Saturday, August 10, 2013

AWFS and Other Things

It has been a long time since I have posted. It is not because I have not been doing wood work, although that is part of the reason.  The main reason is that I have been busy.  Work has kept me pretty busy and I have moved.  I finally have a garage to put most of my tools.  Yes, there are some still at my parents but the majority are now in my possession. I am not going to lie, it is nice to walk out in the garage and see my tools ready to be used.  I did just finish several things.  The last three pieces of the construction set are now complete.  I will post about them later after I take pictures of them.  My kids were so excited about one they all ready broke it.  However, it is now fixed.
Last year around this time I wrote about going to IWF in Atalanta. This is the west coast version.  I usually go to the Woodworking Show put on by Wood magazine.  It is a show that is becoming smaller in southern California.  I believe the main reason is the internet and online purchases.  It is a hobbyist and small business show.  Lots of retail and gimmicky items to put a neat touch on your work.  If this show took steroids it becomes AWFS. This is for the larger businesses and people who make their living in the woodworking industry.  There are hardware vendors and larger machinery vendors.  The paper and vinyl vendors are there along with the lumber mills.  The power tool companies and retail venders are not there.  Rockler only had a small booth.  This was a time to meet with vendors, talk about new ideas and see how the industry is changing.  Here are some things I noticed walking around the show.

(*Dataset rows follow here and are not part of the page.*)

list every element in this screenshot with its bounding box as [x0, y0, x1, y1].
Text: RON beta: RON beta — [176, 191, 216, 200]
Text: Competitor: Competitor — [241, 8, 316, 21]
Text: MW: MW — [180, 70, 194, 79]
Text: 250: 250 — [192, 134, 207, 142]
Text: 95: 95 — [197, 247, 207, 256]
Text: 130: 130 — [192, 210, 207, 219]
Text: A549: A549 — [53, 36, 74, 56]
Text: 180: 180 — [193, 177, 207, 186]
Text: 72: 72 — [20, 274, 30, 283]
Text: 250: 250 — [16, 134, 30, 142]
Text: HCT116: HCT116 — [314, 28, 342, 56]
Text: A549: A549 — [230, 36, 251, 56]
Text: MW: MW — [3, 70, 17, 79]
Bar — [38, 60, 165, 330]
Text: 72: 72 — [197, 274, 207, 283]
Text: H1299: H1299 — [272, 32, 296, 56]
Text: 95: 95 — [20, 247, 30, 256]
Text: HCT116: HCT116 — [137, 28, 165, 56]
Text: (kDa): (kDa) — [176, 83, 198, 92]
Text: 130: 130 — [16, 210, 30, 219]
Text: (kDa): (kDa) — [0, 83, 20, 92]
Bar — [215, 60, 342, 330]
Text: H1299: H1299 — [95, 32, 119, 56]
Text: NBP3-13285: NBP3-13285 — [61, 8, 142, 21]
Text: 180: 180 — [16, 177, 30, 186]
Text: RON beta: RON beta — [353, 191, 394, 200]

  • Super glue is becoming more popular.  I am not sold on it yet.  I use it for repairs but that is it.  It is not water based so there is no grain raise and faster drying.  I can still buy a gallon of wood glue for the same cost of 12 oz of super glue.

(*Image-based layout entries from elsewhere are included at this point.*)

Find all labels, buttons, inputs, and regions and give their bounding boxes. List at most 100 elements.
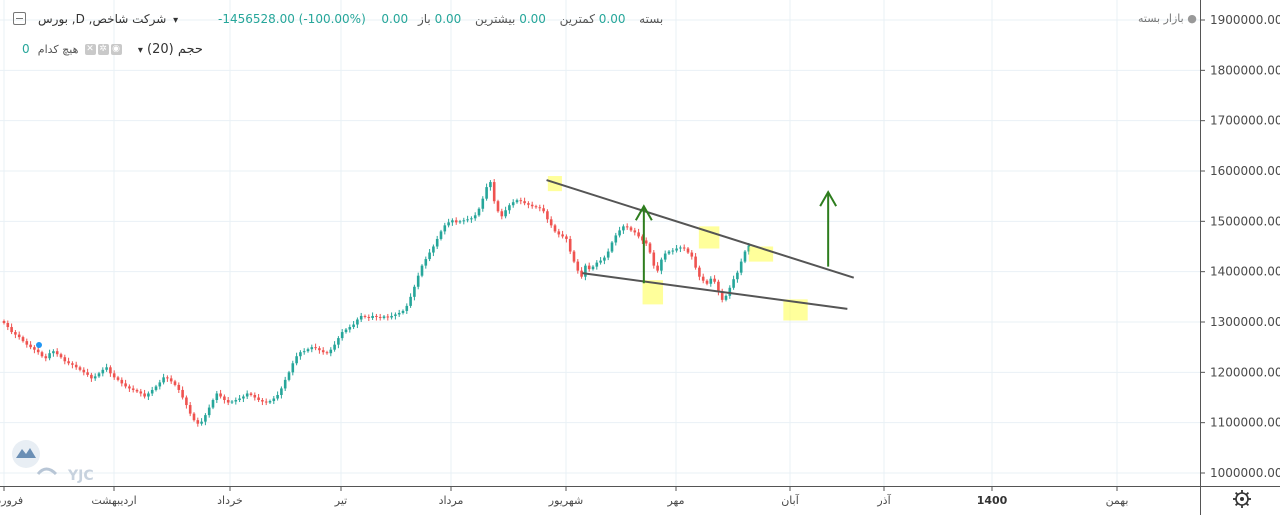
candle-body <box>219 393 222 397</box>
candle-body <box>660 259 663 271</box>
candle-body <box>416 275 420 287</box>
candle-body <box>599 260 602 263</box>
eye-icon[interactable]: ◉ <box>110 44 122 55</box>
candle-body <box>101 369 105 374</box>
time-axis[interactable]: فروردین اردیبهشت خرداد تیر مرداد شهریور مهر آبا… <box>0 486 1128 507</box>
upper-trend-line[interactable] <box>546 179 855 279</box>
candle-body <box>253 394 257 398</box>
chevron-down-icon[interactable]: ▾ <box>173 15 179 26</box>
open-value: 0.00 <box>434 12 462 26</box>
up-arrow-head <box>634 204 653 221</box>
candle-body <box>675 248 678 251</box>
candle-body <box>166 377 169 379</box>
candle-body <box>394 314 397 316</box>
candle-body <box>333 344 336 350</box>
candle-body <box>356 319 359 325</box>
candle-body <box>690 252 694 257</box>
candle-body <box>633 230 637 233</box>
candle-body <box>420 265 424 276</box>
market-status-text: بازار بسته <box>1138 12 1184 25</box>
status-dot-icon: ● <box>1187 12 1197 25</box>
candle-body <box>386 316 390 318</box>
candle-body <box>131 388 135 390</box>
candle-body <box>192 413 196 421</box>
candle-body <box>150 389 154 394</box>
high-value: 0.00 <box>519 12 546 26</box>
candle-body <box>656 265 659 271</box>
candle-body <box>451 220 454 223</box>
candle-body <box>139 391 143 394</box>
drawing-annotations <box>546 176 855 321</box>
candle-body <box>739 261 743 273</box>
candle-body <box>667 251 671 254</box>
candle-body <box>701 276 705 281</box>
candle-body <box>584 265 587 277</box>
candle-body <box>109 367 112 374</box>
candle-body <box>489 182 492 188</box>
time-tick-label: آبان <box>781 493 799 507</box>
candle-body <box>424 259 428 266</box>
market-status: بازار بسته ● <box>1138 12 1197 25</box>
candle-body <box>652 252 656 266</box>
price-tick-label: 1800000.00 <box>1210 63 1280 77</box>
price-tick-label: 1300000.00 <box>1210 315 1280 329</box>
candle-body <box>257 397 260 401</box>
candle-body <box>481 198 485 209</box>
candle-body <box>375 315 378 317</box>
svg-text:YJC: YJC <box>67 468 94 484</box>
candle-body <box>230 401 234 403</box>
collapse-toggle[interactable] <box>13 12 26 25</box>
candle-body <box>671 250 675 252</box>
change-value: -1456528.00 (-100.00%) <box>218 12 366 26</box>
price-tick-label: 1700000.00 <box>1210 114 1280 128</box>
candle-body <box>261 400 264 402</box>
candle-body <box>663 253 667 260</box>
candle-body <box>329 349 333 354</box>
candle-body <box>409 296 412 306</box>
symbol-title[interactable]: بورس ,D ,شرکت شاخص ▾ <box>38 12 178 26</box>
volume-value: 0 <box>22 42 30 56</box>
settings-icon[interactable]: ✲ <box>97 44 109 55</box>
time-tick-label: فروردین <box>0 494 23 507</box>
candle-body <box>272 398 276 402</box>
candle-body <box>93 376 97 379</box>
candle-body <box>264 401 268 403</box>
candle-body <box>147 393 150 397</box>
candle-body <box>413 286 416 297</box>
candle-body <box>717 281 720 292</box>
candle-body <box>116 377 120 380</box>
candle-body <box>428 252 431 260</box>
chevron-down-icon[interactable]: ▾ <box>137 45 143 56</box>
candle-body <box>310 347 314 350</box>
time-tick-label: مهر <box>666 494 684 507</box>
candle-body <box>606 251 610 258</box>
close-icon[interactable]: ✕ <box>84 44 96 55</box>
candle-body <box>622 226 625 231</box>
candle-body <box>527 203 530 205</box>
candle-body <box>508 205 511 211</box>
candle-body <box>97 373 101 377</box>
time-tick-label: خرداد <box>217 494 243 507</box>
price-tick-label: 1500000.00 <box>1210 214 1280 228</box>
price-axis[interactable]: 1900000.00 1800000.00 1700000.00 1600000.00… <box>1200 13 1280 480</box>
candle-body <box>485 187 488 199</box>
volume-indicator-legend: حجم (20) ▾ ◉✲✕ هیچ کدام 0 <box>14 42 203 57</box>
candle-body <box>52 351 55 354</box>
candle-body <box>2 320 6 324</box>
candle-body <box>82 369 86 373</box>
candle-body <box>568 238 572 252</box>
candle-body <box>686 248 690 253</box>
lower-trend-line[interactable] <box>582 272 848 310</box>
candle-body <box>162 377 165 383</box>
settings-gear-icon[interactable] <box>1233 490 1251 508</box>
candle-body <box>557 231 561 235</box>
candle-body <box>280 388 283 395</box>
candle-body <box>641 236 644 241</box>
candle-body <box>295 356 298 364</box>
candle-body <box>321 350 325 353</box>
ohlc-legend: -1456528.00 (-100.00%) 0.00 بسته 0.00 کم… <box>218 12 663 26</box>
volume-indicator-label[interactable]: حجم (20) <box>146 42 203 57</box>
candle-body <box>67 361 70 364</box>
candle-body <box>306 349 310 352</box>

  • Printing and engraving capabilities are on the rise.  I saw a fair amount of laser cutters and etching machines.  These are fasinating to watch.  They had a couple that could handle an eight foot wide board.  Printing has come a long way.  It has also come a long way on paper and vinyl laminates.  There are some really nice looking papers that look just like wood.

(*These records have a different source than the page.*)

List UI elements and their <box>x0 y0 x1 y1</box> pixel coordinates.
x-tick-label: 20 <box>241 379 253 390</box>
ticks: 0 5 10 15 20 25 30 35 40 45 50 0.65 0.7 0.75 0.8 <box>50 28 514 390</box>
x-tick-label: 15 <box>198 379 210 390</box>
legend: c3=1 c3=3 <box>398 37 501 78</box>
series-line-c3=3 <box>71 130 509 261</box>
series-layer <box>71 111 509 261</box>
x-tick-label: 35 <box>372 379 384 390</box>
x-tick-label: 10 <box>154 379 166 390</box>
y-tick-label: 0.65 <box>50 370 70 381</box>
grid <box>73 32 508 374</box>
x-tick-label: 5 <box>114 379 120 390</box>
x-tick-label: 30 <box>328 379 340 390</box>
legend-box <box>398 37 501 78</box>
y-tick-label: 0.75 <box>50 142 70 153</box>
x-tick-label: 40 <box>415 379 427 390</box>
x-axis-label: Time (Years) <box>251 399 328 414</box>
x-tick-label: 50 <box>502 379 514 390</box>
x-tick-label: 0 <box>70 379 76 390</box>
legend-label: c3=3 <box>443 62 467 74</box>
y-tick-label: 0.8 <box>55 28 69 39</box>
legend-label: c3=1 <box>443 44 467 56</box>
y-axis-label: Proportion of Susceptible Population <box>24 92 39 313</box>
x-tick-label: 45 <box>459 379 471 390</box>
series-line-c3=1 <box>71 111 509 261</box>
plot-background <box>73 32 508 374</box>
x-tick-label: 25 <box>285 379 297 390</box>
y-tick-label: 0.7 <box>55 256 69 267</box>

  • CNC machining.  There are a lot more vendors and the price is coming down on these machines.  They do nice work and allow for personal touches to make pieces stand out.  It is always fun to see what new design these companies come up with to showcase their product.  Last year I fell in love with a knock down rocking chair.  It was back and no, they still would not let me have the pattern.  This year there was a kids picnic table. These machines have come a long way and I hope to learn how to use them. It will be through work; they are still out of my price range.
It is always fun to pick our vendors brains about their expertise.  They are experts in the field and know more than I will ever know about their industry.  It was getting to the close of the show and I started talking to our sandpaper vendor.  The company is called Uneeda Enterprises.  I have sandpaper that was passed down to me from my grandfather.  It is called garnet paper and I wanted to know what was a good abrasive.  I knew aluminum oxide was good from a class I took in college but I was wondering what I should use for woodworking and finishing.  It was interesting to hear some of the science that goes into the abrasives.  Aluminum oxide is still a very good abrasive but they are not all the same.  An abrasive should break and remain sharp instead of wear down.  I will talk more about this on my next post.  I used the samples they gave me for finishing today.  I am just going to say that I was more than impressed.
I am going to end on this tidbit of understanding I learned from the show.  There are two groups of people that come to these shows.  The business people and the wood chuckers.  I get to play in both groups.  The business people are not looking to see how many pens, tape measures, candy, and weird and unusual things they can collect at the show.  The wood chuckers are trying to get all their supplies for free.  The vendors really do not want to take anything home with them.  It costs shipping and it is a pain.  The last day of the show is for all the wood chuckers.  I was not there for the last day of the show, however I was looking for deals.  Some of the tools were interesting but nothing that I wanted to buy.  I did get some weird silly putty stuff and a picnic paper goods holder.  It was a good show and I'm glad I work for a company that also does woodworking.